Is the body a hindrance to spiritual pursuits, an unseemly thing to be happily discarded when all is said and done? Or is it something that can be used for God in the present and redeemed by God in the future?
In Plato’s dialogue Phaedo, Socrates says that the true lover of wisdom ‘is entirely concerned with the soul and not with the body…He would like, as far as he can, to be quit of the body and turn to the soul…In this present life, I reckon that we make the nearest approach to knowledge when we have the least possible concern or interest in the body, and are not saturated with the bodily nature, but remain pure until the hour when God himself is pleased to release us. And then the foolishness of the body will be cleared away and we shall be pure and hold converse with the other pure souls, and know of ourselves the clear light everywhere; and this is surely the light of truth…And what is purification but the separation of the soul from the body, as I was saying before?’
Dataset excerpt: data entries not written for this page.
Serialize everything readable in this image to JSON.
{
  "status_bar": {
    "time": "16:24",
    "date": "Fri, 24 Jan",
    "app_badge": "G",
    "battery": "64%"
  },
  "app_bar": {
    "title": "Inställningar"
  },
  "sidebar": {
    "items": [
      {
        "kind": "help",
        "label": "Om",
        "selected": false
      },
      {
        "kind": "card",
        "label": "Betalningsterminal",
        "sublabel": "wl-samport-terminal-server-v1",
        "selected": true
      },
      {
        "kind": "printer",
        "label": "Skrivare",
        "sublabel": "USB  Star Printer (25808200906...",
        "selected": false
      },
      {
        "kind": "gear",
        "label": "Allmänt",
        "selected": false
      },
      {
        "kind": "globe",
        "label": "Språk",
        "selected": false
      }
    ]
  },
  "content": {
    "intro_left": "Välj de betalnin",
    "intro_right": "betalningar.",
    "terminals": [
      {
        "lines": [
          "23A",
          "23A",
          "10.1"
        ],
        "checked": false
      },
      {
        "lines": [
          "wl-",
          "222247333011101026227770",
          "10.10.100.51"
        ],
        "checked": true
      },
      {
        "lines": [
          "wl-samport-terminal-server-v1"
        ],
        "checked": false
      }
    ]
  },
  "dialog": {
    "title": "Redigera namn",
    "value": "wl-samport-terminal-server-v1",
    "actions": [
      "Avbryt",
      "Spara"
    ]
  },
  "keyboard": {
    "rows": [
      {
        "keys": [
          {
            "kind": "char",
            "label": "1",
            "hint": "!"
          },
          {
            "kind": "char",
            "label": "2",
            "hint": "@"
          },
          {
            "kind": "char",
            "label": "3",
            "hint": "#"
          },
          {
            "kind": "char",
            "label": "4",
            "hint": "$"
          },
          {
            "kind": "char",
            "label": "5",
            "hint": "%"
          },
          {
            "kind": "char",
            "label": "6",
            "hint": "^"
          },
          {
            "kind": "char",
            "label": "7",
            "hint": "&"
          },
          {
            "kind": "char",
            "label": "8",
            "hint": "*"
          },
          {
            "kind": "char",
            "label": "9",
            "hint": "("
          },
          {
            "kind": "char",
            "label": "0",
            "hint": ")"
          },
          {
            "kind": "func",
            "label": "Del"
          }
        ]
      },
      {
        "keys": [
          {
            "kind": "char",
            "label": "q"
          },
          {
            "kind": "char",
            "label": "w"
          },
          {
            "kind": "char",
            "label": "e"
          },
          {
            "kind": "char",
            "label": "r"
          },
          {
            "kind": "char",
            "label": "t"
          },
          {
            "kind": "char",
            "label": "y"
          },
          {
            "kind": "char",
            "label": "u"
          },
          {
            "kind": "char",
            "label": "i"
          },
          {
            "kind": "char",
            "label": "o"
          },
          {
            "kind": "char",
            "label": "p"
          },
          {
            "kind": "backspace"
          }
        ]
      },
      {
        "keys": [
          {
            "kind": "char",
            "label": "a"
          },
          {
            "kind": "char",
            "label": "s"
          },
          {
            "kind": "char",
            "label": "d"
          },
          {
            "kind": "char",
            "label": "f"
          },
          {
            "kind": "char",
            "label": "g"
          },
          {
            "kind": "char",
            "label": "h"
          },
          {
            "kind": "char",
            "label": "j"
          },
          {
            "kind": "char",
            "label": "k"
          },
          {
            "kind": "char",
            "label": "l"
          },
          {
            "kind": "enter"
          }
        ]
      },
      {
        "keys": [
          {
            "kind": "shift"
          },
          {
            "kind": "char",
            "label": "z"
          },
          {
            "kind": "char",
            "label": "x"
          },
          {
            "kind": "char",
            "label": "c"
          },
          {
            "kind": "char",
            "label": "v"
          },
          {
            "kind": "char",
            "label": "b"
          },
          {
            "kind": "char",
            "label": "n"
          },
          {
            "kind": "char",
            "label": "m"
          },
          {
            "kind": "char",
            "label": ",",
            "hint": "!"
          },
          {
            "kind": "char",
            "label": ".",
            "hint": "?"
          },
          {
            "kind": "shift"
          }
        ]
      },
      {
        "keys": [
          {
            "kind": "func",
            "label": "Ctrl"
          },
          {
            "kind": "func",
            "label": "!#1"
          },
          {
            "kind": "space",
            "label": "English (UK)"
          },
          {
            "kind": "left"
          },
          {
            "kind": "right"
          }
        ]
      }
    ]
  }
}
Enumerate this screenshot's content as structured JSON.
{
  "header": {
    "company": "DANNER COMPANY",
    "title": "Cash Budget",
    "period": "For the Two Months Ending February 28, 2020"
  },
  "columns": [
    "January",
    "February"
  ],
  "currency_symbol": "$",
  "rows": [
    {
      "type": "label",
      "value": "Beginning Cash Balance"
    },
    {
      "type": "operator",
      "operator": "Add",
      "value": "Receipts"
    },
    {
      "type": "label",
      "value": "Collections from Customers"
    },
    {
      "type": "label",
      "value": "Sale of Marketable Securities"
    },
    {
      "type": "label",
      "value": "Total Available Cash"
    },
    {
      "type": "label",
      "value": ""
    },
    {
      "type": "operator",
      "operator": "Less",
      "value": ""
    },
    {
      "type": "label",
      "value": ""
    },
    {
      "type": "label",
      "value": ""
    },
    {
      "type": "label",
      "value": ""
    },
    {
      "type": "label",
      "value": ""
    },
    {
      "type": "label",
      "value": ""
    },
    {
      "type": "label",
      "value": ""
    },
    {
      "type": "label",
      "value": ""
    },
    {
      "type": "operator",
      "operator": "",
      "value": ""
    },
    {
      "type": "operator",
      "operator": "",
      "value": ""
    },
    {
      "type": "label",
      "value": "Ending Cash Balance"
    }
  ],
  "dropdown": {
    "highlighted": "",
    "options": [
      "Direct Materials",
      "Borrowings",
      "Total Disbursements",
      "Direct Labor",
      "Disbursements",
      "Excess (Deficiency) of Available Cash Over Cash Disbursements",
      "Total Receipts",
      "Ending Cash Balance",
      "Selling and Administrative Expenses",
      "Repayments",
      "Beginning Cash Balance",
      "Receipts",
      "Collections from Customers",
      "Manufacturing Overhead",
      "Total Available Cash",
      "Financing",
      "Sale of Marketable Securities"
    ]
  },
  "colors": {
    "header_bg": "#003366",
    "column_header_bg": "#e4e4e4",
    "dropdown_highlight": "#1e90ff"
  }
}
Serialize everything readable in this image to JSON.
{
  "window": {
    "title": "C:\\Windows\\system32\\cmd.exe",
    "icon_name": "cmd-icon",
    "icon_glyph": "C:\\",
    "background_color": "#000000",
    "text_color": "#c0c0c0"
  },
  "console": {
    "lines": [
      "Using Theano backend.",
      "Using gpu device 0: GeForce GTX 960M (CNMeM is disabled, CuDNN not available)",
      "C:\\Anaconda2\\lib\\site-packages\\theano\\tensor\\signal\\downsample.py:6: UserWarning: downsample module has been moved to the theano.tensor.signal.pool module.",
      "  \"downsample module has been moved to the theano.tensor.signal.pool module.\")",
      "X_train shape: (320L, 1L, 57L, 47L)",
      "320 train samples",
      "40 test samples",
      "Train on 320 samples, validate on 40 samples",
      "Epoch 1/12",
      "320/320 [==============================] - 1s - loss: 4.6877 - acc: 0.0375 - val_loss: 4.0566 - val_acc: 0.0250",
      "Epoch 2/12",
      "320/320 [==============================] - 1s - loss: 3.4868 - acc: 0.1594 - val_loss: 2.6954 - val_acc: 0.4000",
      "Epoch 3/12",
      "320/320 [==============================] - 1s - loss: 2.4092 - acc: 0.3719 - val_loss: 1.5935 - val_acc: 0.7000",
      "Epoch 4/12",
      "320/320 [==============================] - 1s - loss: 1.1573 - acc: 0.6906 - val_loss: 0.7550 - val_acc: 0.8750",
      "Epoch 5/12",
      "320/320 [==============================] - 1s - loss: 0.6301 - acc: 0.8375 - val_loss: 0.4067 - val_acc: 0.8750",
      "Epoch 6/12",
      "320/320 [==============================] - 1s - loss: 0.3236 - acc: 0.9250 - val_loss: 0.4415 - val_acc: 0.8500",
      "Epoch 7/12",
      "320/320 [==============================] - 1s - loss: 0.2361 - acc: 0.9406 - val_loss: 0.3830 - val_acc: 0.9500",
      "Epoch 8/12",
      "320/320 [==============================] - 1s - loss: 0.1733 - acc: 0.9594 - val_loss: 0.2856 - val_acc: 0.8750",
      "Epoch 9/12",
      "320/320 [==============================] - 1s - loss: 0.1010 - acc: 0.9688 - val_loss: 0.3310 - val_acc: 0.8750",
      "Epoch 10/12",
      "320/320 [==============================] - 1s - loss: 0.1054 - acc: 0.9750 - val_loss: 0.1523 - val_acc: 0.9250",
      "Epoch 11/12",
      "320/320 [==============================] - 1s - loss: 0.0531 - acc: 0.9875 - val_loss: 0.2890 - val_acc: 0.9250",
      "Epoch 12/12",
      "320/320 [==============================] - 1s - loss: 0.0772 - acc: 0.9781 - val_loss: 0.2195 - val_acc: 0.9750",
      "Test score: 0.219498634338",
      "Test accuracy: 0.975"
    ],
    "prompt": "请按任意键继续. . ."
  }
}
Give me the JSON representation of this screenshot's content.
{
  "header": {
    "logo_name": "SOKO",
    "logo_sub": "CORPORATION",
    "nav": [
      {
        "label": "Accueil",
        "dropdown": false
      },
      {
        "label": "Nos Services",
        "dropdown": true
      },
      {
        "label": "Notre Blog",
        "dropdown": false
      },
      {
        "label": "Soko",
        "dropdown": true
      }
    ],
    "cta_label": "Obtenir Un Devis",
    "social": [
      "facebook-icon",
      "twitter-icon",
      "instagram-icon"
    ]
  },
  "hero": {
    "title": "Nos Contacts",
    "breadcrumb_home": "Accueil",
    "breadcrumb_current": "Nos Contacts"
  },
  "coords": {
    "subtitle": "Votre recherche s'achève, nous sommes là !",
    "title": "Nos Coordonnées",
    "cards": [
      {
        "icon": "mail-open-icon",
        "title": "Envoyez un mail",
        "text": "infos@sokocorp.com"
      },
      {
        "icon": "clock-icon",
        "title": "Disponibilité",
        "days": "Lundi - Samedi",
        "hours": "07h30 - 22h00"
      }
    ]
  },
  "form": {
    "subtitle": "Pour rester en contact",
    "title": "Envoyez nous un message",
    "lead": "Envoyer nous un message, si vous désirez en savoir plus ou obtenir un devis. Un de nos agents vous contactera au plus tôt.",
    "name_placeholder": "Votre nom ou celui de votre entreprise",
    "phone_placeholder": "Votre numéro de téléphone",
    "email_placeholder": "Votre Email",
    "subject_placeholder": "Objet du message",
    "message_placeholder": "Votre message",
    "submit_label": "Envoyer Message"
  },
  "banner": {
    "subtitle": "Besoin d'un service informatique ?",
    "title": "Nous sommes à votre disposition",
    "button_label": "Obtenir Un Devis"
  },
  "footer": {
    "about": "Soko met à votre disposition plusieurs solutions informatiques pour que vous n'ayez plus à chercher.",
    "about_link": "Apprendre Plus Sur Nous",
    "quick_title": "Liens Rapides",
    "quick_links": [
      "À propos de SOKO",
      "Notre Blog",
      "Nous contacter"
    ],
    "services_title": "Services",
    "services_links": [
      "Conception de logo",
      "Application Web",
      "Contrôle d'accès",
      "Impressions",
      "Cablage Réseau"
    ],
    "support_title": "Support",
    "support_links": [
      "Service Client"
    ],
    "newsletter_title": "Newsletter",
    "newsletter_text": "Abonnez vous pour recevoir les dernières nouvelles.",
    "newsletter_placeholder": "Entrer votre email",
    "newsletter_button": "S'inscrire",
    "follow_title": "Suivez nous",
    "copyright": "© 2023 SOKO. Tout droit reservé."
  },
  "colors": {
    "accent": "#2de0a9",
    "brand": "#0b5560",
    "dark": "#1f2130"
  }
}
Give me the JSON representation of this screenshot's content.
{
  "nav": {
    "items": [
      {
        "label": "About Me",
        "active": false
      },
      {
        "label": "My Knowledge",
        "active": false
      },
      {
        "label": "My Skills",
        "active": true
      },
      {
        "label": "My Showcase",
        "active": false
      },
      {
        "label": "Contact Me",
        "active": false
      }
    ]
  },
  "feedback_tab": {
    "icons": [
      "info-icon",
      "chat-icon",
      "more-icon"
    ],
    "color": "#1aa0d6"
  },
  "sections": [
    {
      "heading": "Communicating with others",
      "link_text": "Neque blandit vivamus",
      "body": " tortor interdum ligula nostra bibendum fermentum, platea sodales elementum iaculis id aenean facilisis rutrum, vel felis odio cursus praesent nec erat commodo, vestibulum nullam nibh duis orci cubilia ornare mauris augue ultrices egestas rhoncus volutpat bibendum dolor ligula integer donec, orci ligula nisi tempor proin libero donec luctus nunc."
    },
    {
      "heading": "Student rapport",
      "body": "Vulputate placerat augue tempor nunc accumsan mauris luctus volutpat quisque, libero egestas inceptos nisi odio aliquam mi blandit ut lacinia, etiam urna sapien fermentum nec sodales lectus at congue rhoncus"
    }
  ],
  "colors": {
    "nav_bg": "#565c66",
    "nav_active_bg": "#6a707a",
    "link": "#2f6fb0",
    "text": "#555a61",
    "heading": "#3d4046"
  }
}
In his letter to the Corinthians, the Apostle Paul says, ‘The body is…meant…for the Lord, and the Lord for the body. And God raised the Lord and will also raise us up by his power. Do you not know that your bodies are members of Christ?…Or do you not know that your body is a temple of the Holy Spirit within you, whom you have from God? You are not your own, for you were bought with a price. So glorify God in your body’ (1 Corinthians 6.13-15, 19-20). In his letter to the Romans, the Apostle Paul says, ‘And not only the creation, but we ourselves, who have the firstfruits of the Spirit, groan inwardly as we wait eagerly for adoption as sons, the redemption of our bodies’ (Romans 8.23).
Who’s right? You make the call. Let it affect the way you live in your body today.